What To Expect In Whitewater Rafting
Have you ever tried a thrilling and adrenaline-pumping outdoor activity such as whitewater rafting? If you haven?t yet then this is the time that you should consider it. Rafting is an exciting activity that has become popular since the mid 1970s. It is done in the white water stretches of many rivers with an inflatable boat or raft. The strong and extreme current and turbulence in the water makes it very thrilling. The main goal of this sport is to maneuver and navigate the raft through rapids or turbulent waters, often times taking you over rocks and drops, without capsizing the raft. Because of the dangers and risks that may be encountered, it is considered one of the most extreme outdoor activities that any sport and adventure enthusiast can try.
Rivers have grade levels dependent on the current, size of rapids, magnitude of rapids and navigational technique needed to travel downstream. Whitewater rafting has stages and varying levels of intensity depending on the level of the water. If you are a beginner or a person who does not like any form of danger, you can still try rafting. Believe it or not, even a child as young as three years old can have a feel of what this exciting activity brings. Grade I waters mean that there are only little or few rough areas in the water. It means rapids are easy and not rough. It also requires just a little maneuvering. All passengers and guests are obligated to wear life jackets as a precaution whichever grade of water you wish to conquer. On commercial rafting trips an experienced and well- trained guide is on board. Usually the guide is the one who steers and navigates the raft.

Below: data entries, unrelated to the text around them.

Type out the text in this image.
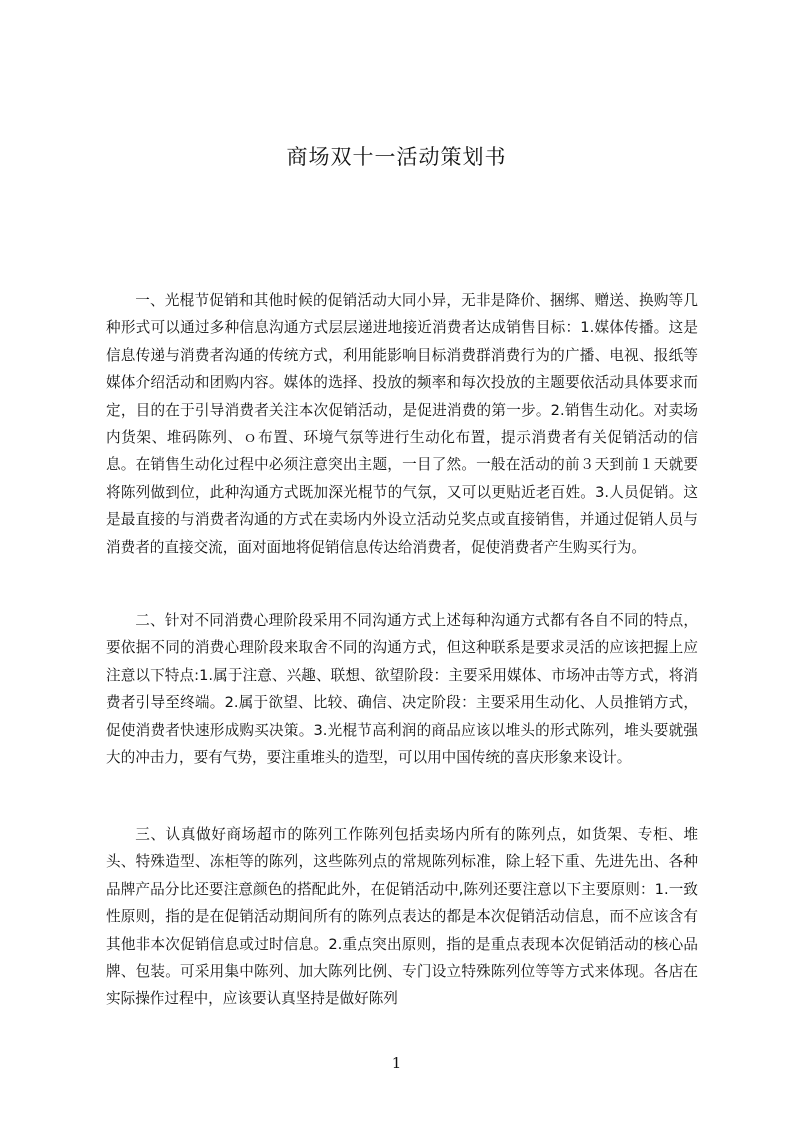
商场双十一活动策划书

一、光棍节促销和其他时候的促销活动大同小异，无非是降价、捆绑、赠送、换购等几种形式可以通过多种信息沟通方式层层递进地接近消费者达成销售目标：1.媒体传播。这是信息传递与消费者沟通的传统方式，利用能影响目标消费群消费行为的广播、电视、报纸等媒体介绍活动和团购内容。媒体的选择、投放的频率和每次投放的主题要依活动具体要求而定，目的在于引导消费者关注本次促销活动，是促进消费的第一步。2.销售生动化。对卖场内货架、堆码陈列、ｏ布置、环境气氛等进行生动化布置，提示消费者有关促销活动的信息。在销售生动化过程中必须注意突出主题，一目了然。一般在活动的前３天到前１天就要将陈列做到位，此种沟通方式既加深光棍节的气氛，又可以更贴近老百姓。3.人员促销。这是最直接的与消费者沟通的方式在卖场内外设立活动兑奖点或直接销售，并通过促销人员与消费者的直接交流，面对面地将促销信息传达给消费者，促使消费者产生购买行为。

二、针对不同消费心理阶段采用不同沟通方式上述每种沟通方式都有各自不同的特点，要依据不同的消费心理阶段来取舍不同的沟通方式，但这种联系是要求灵活的应该把握上应注意以下特点:1.属于注意、兴趣、联想、欲望阶段：主要采用媒体、市场冲击等方式，将消费者引导至终端。2.属于欲望、比较、确信、决定阶段：主要采用生动化、人员推销方式，促使消费者快速形成购买决策。3.光棍节高利润的商品应该以堆头的形式陈列，堆头要就强大的冲击力，要有气势，要注重堆头的造型，可以用中国传统的喜庆形象来设计。

三、认真做好商场超市的陈列工作陈列包括卖场内所有的陈列点，如货架、专柜、堆头、特殊造型、冻柜等的陈列，这些陈列点的常规陈列标准，除上轻下重、先进先出、各种品牌产品分比还要注意颜色的搭配此外，在促销活动中,陈列还要注意以下主要原则：1.一致性原则，指的是在促销活动期间所有的陈列点表达的都是本次促销活动信息，而不应该含有其他非本次促销信息或过时信息。2.重点突出原则，指的是重点表现本次促销活动的核心品牌、包装。可采用集中陈列、加大陈列比例、专门设立特殊陈列位等等方式来体现。各店在实际操作过程中，应该要认真坚持是做好陈列

1
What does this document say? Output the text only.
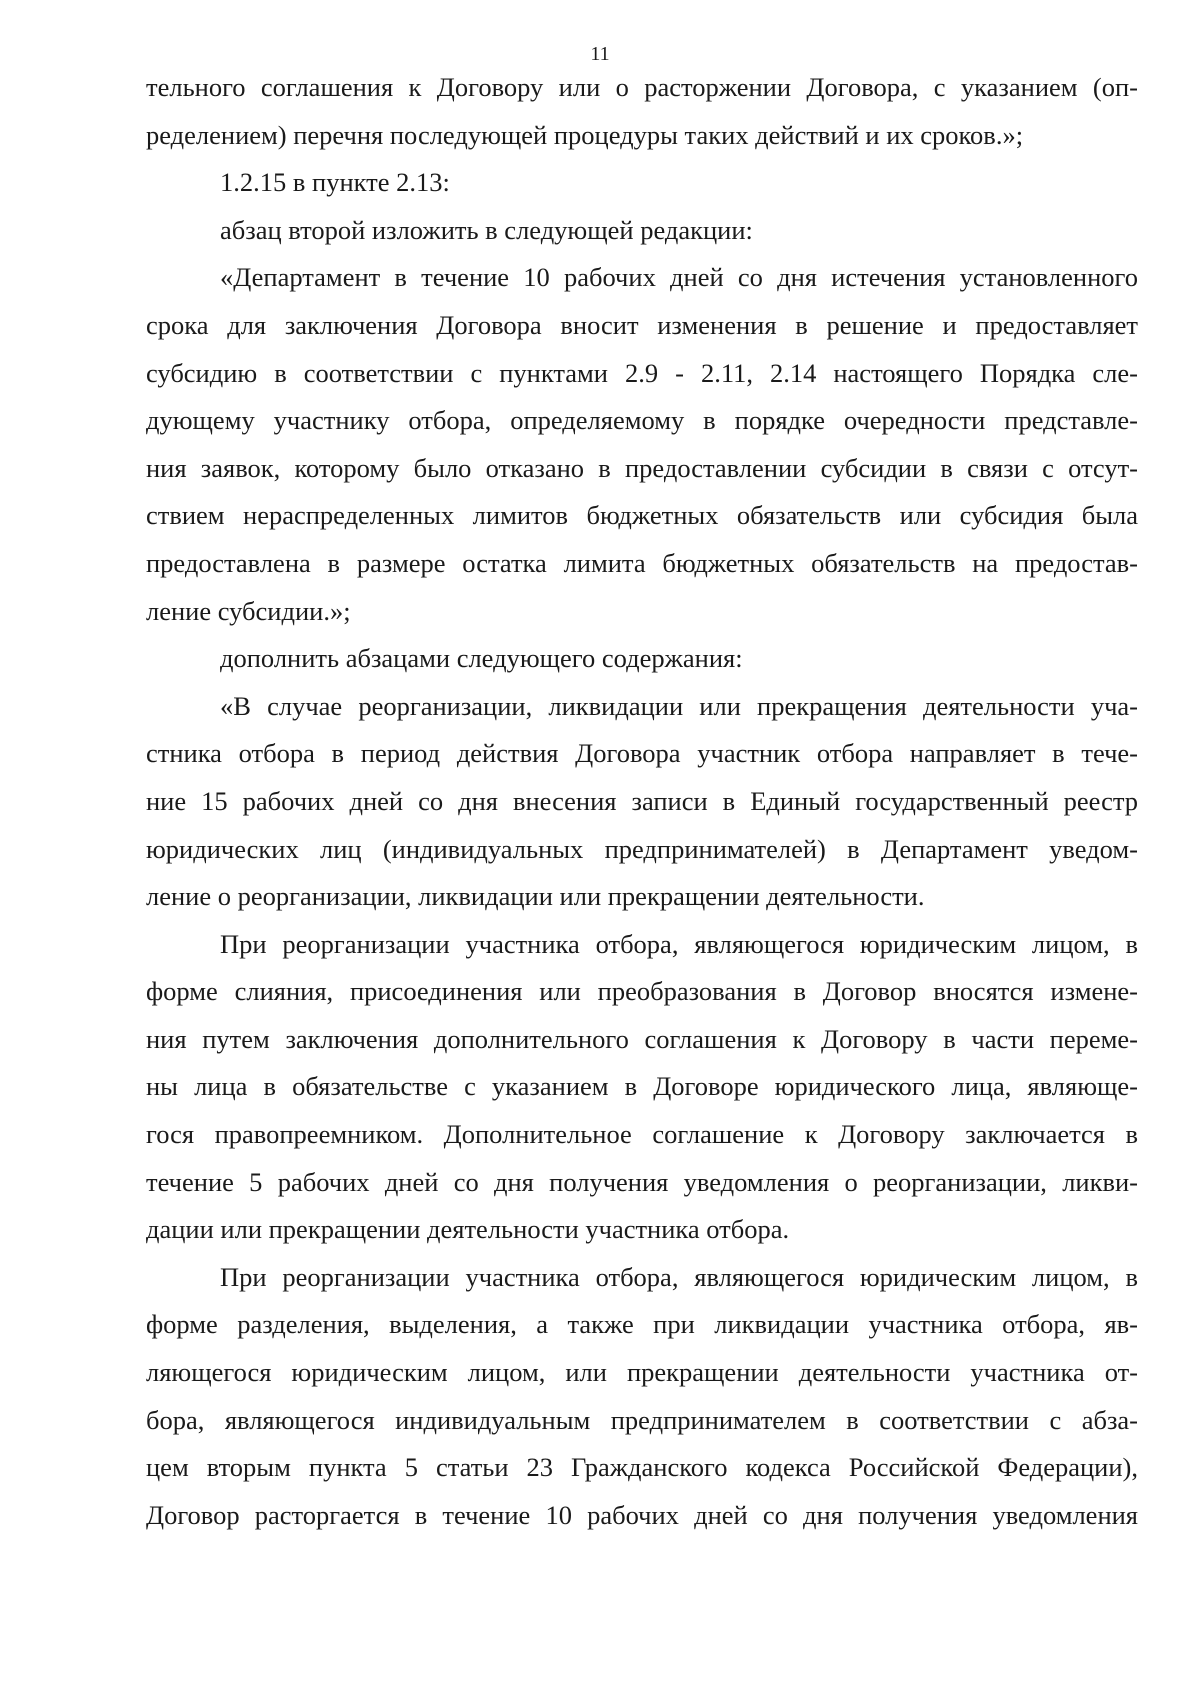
11
тельного соглашения к Договору или о расторжении Договора, с указанием (оп-
ределением) перечня последующей процедуры таких действий и их сроков.»;
1.2.15 в пункте 2.13:
абзац второй изложить в следующей редакции:
«Департамент в течение 10 рабочих дней со дня истечения установленного
срока для заключения Договора вносит изменения в решение и предоставляет
субсидию в соответствии с пунктами 2.9 - 2.11, 2.14 настоящего Порядка сле-
дующему участнику отбора, определяемому в порядке очередности представле-
ния заявок, которому было отказано в предоставлении субсидии в связи с отсут-
ствием нераспределенных лимитов бюджетных обязательств или субсидия была
предоставлена в размере остатка лимита бюджетных обязательств на предостав-
ление субсидии.»;
дополнить абзацами следующего содержания:
«В случае реорганизации, ликвидации или прекращения деятельности уча-
стника отбора в период действия Договора участник отбора направляет в тече-
ние 15 рабочих дней со дня внесения записи в Единый государственный реестр
юридических лиц (индивидуальных предпринимателей) в Департамент уведом-
ление о реорганизации, ликвидации или прекращении деятельности.
При реорганизации участника отбора, являющегося юридическим лицом, в
форме слияния, присоединения или преобразования в Договор вносятся измене-
ния путем заключения дополнительного соглашения к Договору в части переме-
ны лица в обязательстве с указанием в Договоре юридического лица, являюще-
гося правопреемником. Дополнительное соглашение к Договору заключается в
течение 5 рабочих дней со дня получения уведомления о реорганизации, ликви-
дации или прекращении деятельности участника отбора.
При реорганизации участника отбора, являющегося юридическим лицом, в
форме разделения, выделения, а также при ликвидации участника отбора, яв-
ляющегося юридическим лицом, или прекращении деятельности участника от-
бора, являющегося индивидуальным предпринимателем в соответствии с абза-
цем вторым пункта 5 статьи 23 Гражданского кодекса Российской Федерации),
Договор расторгается в течение 10 рабочих дней со дня получения уведомления
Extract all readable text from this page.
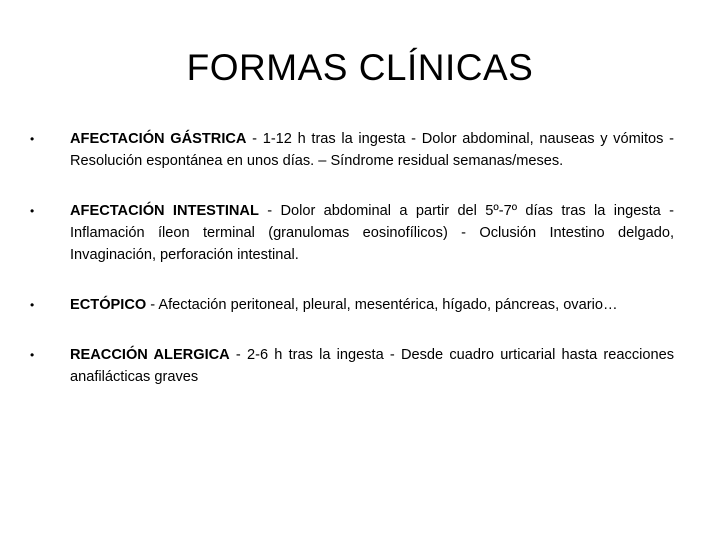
FORMAS CLÍNICAS
• AFECTACIÓN GÁSTRICA - 1-12 h tras la ingesta - Dolor abdominal, nauseas y vómitos - Resolución espontánea en unos días. – Síndrome residual semanas/meses.
• AFECTACIÓN INTESTINAL - Dolor abdominal a partir del 5º-7º días tras la ingesta - Inflamación íleon terminal (granulomas eosinofílicos) - Oclusión Intestino delgado, Invaginación, perforación intestinal.
• ECTÓPICO - Afectación peritoneal, pleural, mesentérica, hígado, páncreas, ovario…
• REACCIÓN ALERGICA - 2-6 h tras la ingesta - Desde cuadro urticarial hasta reacciones anafilácticas graves
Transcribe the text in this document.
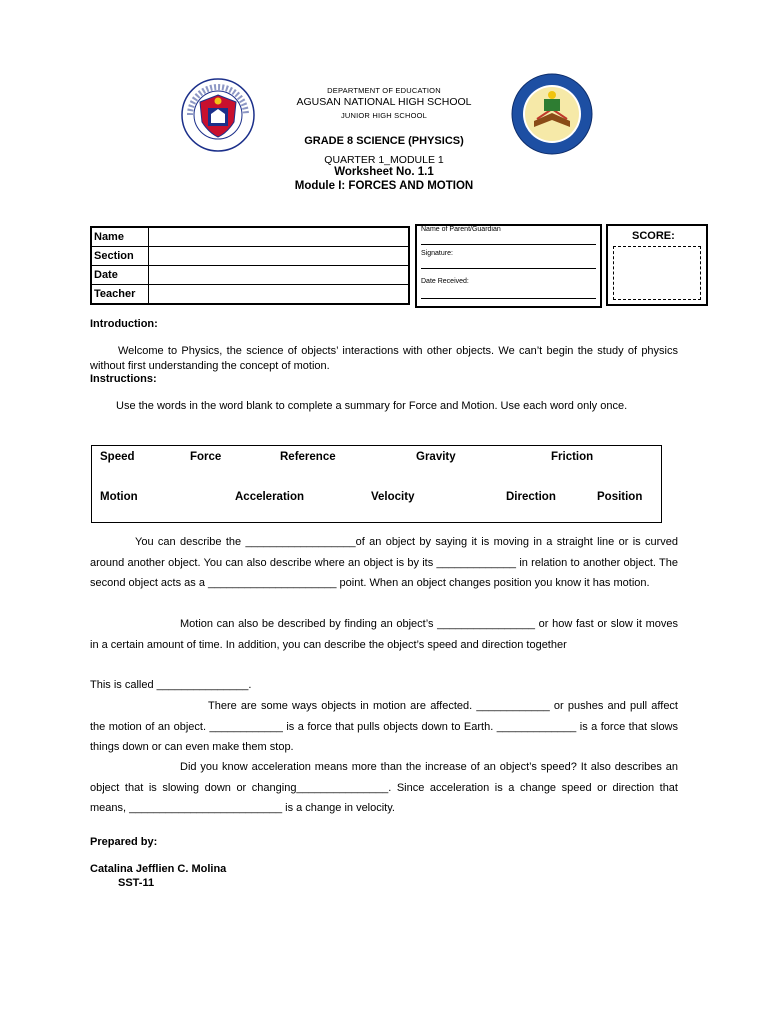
DEPARTMENT OF EDUCATION
AGUSAN NATIONAL HIGH SCHOOL
JUNIOR HIGH SCHOOL
GRADE 8 SCIENCE (PHYSICS)
QUARTER 1_MODULE 1
Worksheet No. 1.1
Module I: FORCES AND MOTION
Name	
Section	
Date	
Teacher	
Name of Parent/Guardian
Signature:
Date Received:
SCORE:
Introduction:
Welcome to Physics, the science of objects’ interactions with other objects. We can’t begin the study of physics without first understanding the concept of motion.
Instructions:
Use the words in the word blank to complete a summary for Force and Motion. Use each word only once.
Speed	Force	Reference	Gravity	Friction
Motion	Acceleration	Velocity	Direction	Position
You can describe the __________________of an object by saying it is moving in a straight line or is curved around another object. You can also describe where an object is by its _____________ in relation to another object. The second object acts as a _____________________ point. When an object changes position you know it has motion.
Motion can also be described by finding an object’s ________________ or how fast or slow it moves in a certain amount of time. In addition, you can describe the object’s speed and direction together
This is called _______________.
There are some ways objects in motion are affected. ____________ or pushes and pull affect the motion of an object. ____________ is a force that pulls objects down to Earth. _____________ is a force that slows things down or can even make them stop.
Did you know acceleration means more than the increase of an object’s speed? It also describes an object that is slowing down or changing_______________. Since acceleration is a change speed or direction that means, _________________________ is a change in velocity.
Prepared by:
Catalina Jefflien C. Molina
SST-11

If you have been whitewater rafting for quite some time or are an adventure seeker and wish to experience more excitement in this exhilarating activity, whitewater rafting on a Grade IV and V levels river will surely excite you. Grade IV waters have more rapids and bigger waves; some rocks and a drop can also be considered. Grade V whitewater rafting, often has large waves with more volume, have more rocks making it more technical to navigate the rapids, and large drops may also be expected, depending on the river and rapid. In this level, precise and accurate maneuvering is necessary. Obviously, inherent risks and dangers should be anticipated.
Whitewater rafting in a Grade VI level river is considered to be the dangerous, as the rapids are extremely treacherous. The waves and the rocks are huge and the drops are considered very hazardous. It is not advisable to go rafting in this level of water. The threat of severe injuries and even deaths are very high in this area compared to the lower grades. In any level that you wish to try, it is very important that you wear the proper gear and equipment. You have to be aware of all the guidelines, parameters and strategies to be able to avoid any form of danger. With the right knowledge, proper training and experience, whitewater rafting can be the best outdoor sport activity for you.